<
>

Les Miles is safe, but staff changes still a possibility at LSU

BATON ROUGE, La. -- Joe Alleva and F. King Alexander answered the biggest question Saturday night, giving Les Miles the option to return as LSU’s head coach.

That does not mean, however, that LSU’s football program in 2016 will closely resemble the one that just completed a rocky November. In fact, it would be a major upset if Miles’ staff remains intact.

The question is how deep the changes will go because both coordinators and special teams coach Bradley Dale Peveto faced as much criticism as their head coach during the Tigers' recent slump.

Offensive coordinator Cam Cameron is in the final year of a three-year contract and could be made the scapegoat for the Tigers’ offensive failings down the stretch. The Tigers scored just 16.5 points per game in four November contests and statistics indicate that sophomore quarterback Brandon Harris regressed as the season continued.

“I thought up to Game 7 [Harris] was magnificent,” Miles said. “There seemed to be a pause and we haven’t quite got him back on track. There’s some work to do there.”

After Saturday’s win against Texas A&M, Miles danced around a question about whether he expected Cameron -- a longtime coaching acquaintance with whom he worked on Bo Schembechler’s staff at Michigan -- to return next season.

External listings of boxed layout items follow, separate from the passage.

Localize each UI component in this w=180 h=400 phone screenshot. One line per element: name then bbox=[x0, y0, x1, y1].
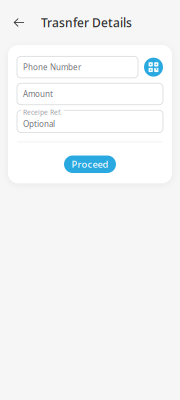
staticText: Receipe Ref. bbox=[23, 108, 62, 117]
staticText: Optional bbox=[23, 119, 55, 129]
button[interactable]: Optional bbox=[17, 110, 163, 132]
staticText: Proceed bbox=[72, 158, 108, 170]
staticText: Trasnfer Details bbox=[41, 14, 132, 30]
button[interactable]: Back bbox=[12, 14, 25, 32]
staticText: Amount bbox=[23, 89, 53, 99]
button[interactable]: Phone Number bbox=[17, 56, 138, 78]
button[interactable]: Amount bbox=[17, 83, 163, 105]
button[interactable]: Proceed bbox=[64, 156, 116, 173]
button[interactable]: Scan QR code bbox=[144, 58, 163, 77]
staticText: Phone Number bbox=[23, 62, 81, 72]
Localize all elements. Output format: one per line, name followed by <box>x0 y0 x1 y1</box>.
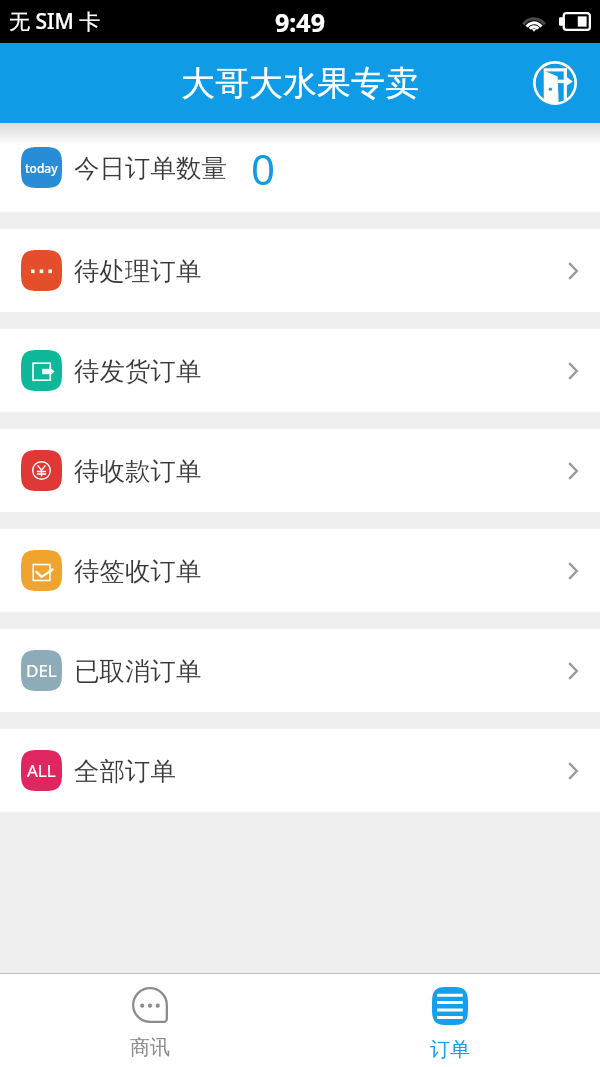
staticText: 9:49 <box>275 5 325 39</box>
staticText: 0 <box>251 140 276 197</box>
button[interactable]: Logout <box>532 60 578 106</box>
button[interactable]: ALL <box>0 729 600 812</box>
button[interactable]: 商讯 <box>0 974 300 1067</box>
staticText: 大哥大水果专卖 <box>181 62 419 105</box>
staticText: 全部订单 <box>74 755 176 787</box>
staticText: DEL <box>26 659 57 682</box>
staticText: 已取消订单 <box>74 655 202 687</box>
button[interactable]: 待发货订单 <box>0 329 600 412</box>
button[interactable]: 订单 <box>300 974 600 1067</box>
staticText: 待处理订单 <box>74 255 202 287</box>
button[interactable]: 待签收订单 <box>0 529 600 612</box>
staticText: 待收款订单 <box>74 455 202 487</box>
button[interactable]: today <box>0 123 600 212</box>
staticText: 待签收订单 <box>74 555 202 587</box>
button[interactable]: 待处理订单 <box>0 229 600 312</box>
staticText: today <box>25 160 58 176</box>
staticText: 无 SIM 卡 <box>9 7 101 36</box>
staticText: ALL <box>27 759 56 782</box>
staticText: 商讯 <box>130 1035 170 1060</box>
button[interactable]: 待收款订单 <box>0 429 600 512</box>
button[interactable]: DEL <box>0 629 600 712</box>
staticText: 今日订单数量 <box>74 152 227 184</box>
staticText: 待发货订单 <box>74 355 202 387</box>
staticText: 订单 <box>430 1037 470 1062</box>
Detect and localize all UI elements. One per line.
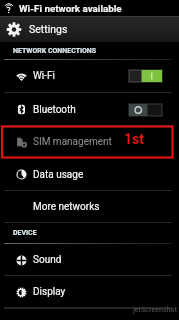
button[interactable]: Sound [0, 244, 179, 276]
staticText: Display [33, 286, 66, 298]
staticText: NETWORK CONNECTIONS [13, 47, 97, 55]
staticText: jetScreenshot [133, 306, 177, 314]
button[interactable]: Wi-Fi [0, 59, 179, 93]
staticText: More networks [33, 201, 100, 213]
staticText: Data usage [33, 169, 84, 181]
button[interactable]: Switch on [129, 70, 162, 82]
staticText: Wi-Fi [33, 70, 56, 82]
staticText: Sound [33, 254, 62, 266]
button[interactable]: Data usage [0, 158, 179, 191]
staticText: Wi-Fi network available [19, 3, 122, 14]
button[interactable]: Display [0, 276, 179, 308]
button[interactable]: More networks [0, 191, 179, 223]
button[interactable]: Settings [0, 16, 179, 42]
staticText: DEVICE [13, 229, 37, 237]
button[interactable]: Switch off [129, 104, 162, 116]
button[interactable]: SIM management [0, 126, 179, 158]
button[interactable]: Bluetooth [0, 93, 179, 126]
staticText: Settings [29, 23, 68, 35]
staticText: 1st [124, 131, 144, 147]
staticText: Bluetooth [33, 104, 76, 116]
staticText: SIM management [33, 136, 112, 148]
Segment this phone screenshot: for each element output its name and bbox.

“I’m not answering any of those questions,” Miles said. “I want to look at statistics and do studies and I’m going to make quality decisions. I can tell you this: Thank goodness we had him tonight.”

Miles has sent mixed messages about the need to overhaul LSU's offensive approach. His one-dimensional, run-heavy scheme has drawn fire from critics who say it's an outdated philosophy, and Miles actually seemed to agree with that assessment following a Nov. 21 loss to Ole Miss.

“I don’t think there’s any question,” Miles said. “I think we’ve got a mobile quarterback, I think we’ve got a guy that can throw it and I still think we’re going to have balance, but I don’t think there’s any question that offense needs to be adapted. It needs to be fixed, adjusted.”

However, after the A&M game, Miles did not seem as interested in making major offensive changes -- not with sophomore running back Leonard Fournette returning to the backfield in 2016.

“A serious overhaul of the offense, does that include Leonard Fournette? Are we taking the running game out of the offense? Oh, OK, so then basically there’s not a serious overhaul because the motor seems to be pretty stinking strong,” Miles said. “Offensive line, protection-wise, was tremendous tonight. Do you want to consider change? You betcha. I think ‘serious overhaul’ is appropriate, but would be a little much.”

Defensive coordinator Kevin Steele has another year on a contract that pays him $1 million per season, but LSU’s defense was inconsistent for much of his first season replacing close friend John Chavis. The Tigers rank 25th nationally in total defense (342.5 YPG) and 45th in scoring defense (24 PPG), and yet Steele’s defenders had an unfortunate habit of getting out of position and surrendering long touchdowns for much of the season.

Peveto, in the second season of his second run as a Miles assistant, leads a dysfunctional special teams unit. The Tigers have covered kicks more effectively in recent weeks, but they were atrocious in that department in the first half of the season. Punter Jamie Keehn has been inconsistent for much of the season -- he’s 72nd nationally in punting average (40.9) after ranking 10th last year (44.9) -- and while place-kicker Trent Domingue was rock solid for most of the fall, he has missed four of his past seven field goal tries.

Peveto has one year remaining on a three-year contract that would pay him $450,000 in 2016.

Miles found out for sure that he would return next season only after leaving the team’s on-field victory celebration Saturday, so he likely needed time to digest the events of a whirlwind week before moving on to formal staff evaluations.

However, he said staff changes would be “a natural contemplation” even if he stopped short of making any definitive statements.

“When you have change, there is staff change,” Miles said. “But sometimes there isn’t.”